Amaranth is a valuable pseudo-cereal, due to its nutritional quality and nutraceutical properties, which contribute to improved human health ^{2, 3}. Grain amaranths contain phytochemicals including flavonoids and antioxidants that help protect cells and tissues from damaging effects of free radicals and oxidative stress ⁴. According to ⁵, the main phenolic compounds found in amaranth seeds are caffeic acid, p-hydroxybenzoic acid and ferulic acid. Some anti-nutritional phytochemicals such as tannins and phytic acid also exhibit some protective effects ⁶ particularly in red wine, and in some ruminants, in which higher retention of nitrogen has been observed in sheep and cattle with low to moderate levels of tannins in forages. Grain amaranth has been shown to exhibit antioxidant activity and this has been attributed to its content of polyphenols, anthocyanins, flavonoids, and tocopherols ^{7, 8}.
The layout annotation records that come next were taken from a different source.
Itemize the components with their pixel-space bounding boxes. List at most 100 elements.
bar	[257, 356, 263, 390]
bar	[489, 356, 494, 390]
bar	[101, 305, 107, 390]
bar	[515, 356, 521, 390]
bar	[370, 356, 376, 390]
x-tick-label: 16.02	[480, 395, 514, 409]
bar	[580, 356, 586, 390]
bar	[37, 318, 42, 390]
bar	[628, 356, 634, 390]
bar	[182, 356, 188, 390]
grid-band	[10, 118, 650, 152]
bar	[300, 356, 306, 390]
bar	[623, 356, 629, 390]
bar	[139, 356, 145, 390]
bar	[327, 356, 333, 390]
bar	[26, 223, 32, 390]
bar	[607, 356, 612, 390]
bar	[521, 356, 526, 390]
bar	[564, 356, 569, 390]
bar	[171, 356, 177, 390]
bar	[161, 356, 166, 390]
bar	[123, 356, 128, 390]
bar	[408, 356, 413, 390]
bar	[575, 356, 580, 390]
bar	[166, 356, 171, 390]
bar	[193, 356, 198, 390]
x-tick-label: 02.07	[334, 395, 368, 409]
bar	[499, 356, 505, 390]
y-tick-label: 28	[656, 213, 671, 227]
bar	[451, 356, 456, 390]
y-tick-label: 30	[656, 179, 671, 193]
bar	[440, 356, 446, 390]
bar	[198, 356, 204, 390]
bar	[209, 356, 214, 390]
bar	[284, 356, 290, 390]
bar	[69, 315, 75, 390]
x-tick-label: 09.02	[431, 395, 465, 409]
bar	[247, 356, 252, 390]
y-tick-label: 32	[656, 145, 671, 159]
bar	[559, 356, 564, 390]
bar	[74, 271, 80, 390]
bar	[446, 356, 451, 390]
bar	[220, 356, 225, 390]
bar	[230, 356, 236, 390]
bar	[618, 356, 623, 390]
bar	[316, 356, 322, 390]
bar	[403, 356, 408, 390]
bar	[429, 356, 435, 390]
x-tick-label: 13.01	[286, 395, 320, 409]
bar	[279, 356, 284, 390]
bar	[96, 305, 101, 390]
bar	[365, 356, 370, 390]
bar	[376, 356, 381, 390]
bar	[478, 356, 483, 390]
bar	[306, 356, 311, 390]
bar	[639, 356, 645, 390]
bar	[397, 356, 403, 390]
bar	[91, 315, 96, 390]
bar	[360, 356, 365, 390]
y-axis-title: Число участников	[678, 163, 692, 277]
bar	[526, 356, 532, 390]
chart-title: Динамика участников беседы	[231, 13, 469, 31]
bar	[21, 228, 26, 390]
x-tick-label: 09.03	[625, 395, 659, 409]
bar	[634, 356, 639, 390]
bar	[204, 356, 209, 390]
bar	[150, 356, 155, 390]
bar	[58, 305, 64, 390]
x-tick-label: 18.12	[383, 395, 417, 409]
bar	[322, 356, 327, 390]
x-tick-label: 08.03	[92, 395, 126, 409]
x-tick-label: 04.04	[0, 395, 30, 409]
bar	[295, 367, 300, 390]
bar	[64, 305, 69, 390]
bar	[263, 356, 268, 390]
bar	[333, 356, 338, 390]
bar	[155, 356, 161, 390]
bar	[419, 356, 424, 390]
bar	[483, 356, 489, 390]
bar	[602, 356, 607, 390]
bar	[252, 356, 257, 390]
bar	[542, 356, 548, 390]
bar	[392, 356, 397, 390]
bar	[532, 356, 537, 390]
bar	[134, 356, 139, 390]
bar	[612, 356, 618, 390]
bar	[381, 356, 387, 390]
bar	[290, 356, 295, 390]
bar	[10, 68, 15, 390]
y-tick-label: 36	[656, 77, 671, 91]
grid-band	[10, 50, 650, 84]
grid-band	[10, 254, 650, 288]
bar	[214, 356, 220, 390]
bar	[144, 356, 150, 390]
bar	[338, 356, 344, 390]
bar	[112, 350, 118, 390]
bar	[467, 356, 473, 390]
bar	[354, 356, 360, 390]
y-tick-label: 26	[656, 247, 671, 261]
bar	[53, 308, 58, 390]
Amaranth of the genus Amaranthus L. consist of more than 60 species ⁹. The three main species of grain amaranth widely cultivated are A. caudatus, A. cruentus and A. hypochondriacus and to a lesser extent, the leafy types A. hybridus and A. tricolor ¹⁰. Consumption of A. cruentus products is advised for patients with celiac disease and also for diabetic persons ¹¹. Amaranthus hybridus has been used traditionally for the treatment of liver infections and knee pain. and for its laxative, diuretic and cicatrisation properties ¹²; the products are used particularly for stomach aches, diarrhoea, and dysentery.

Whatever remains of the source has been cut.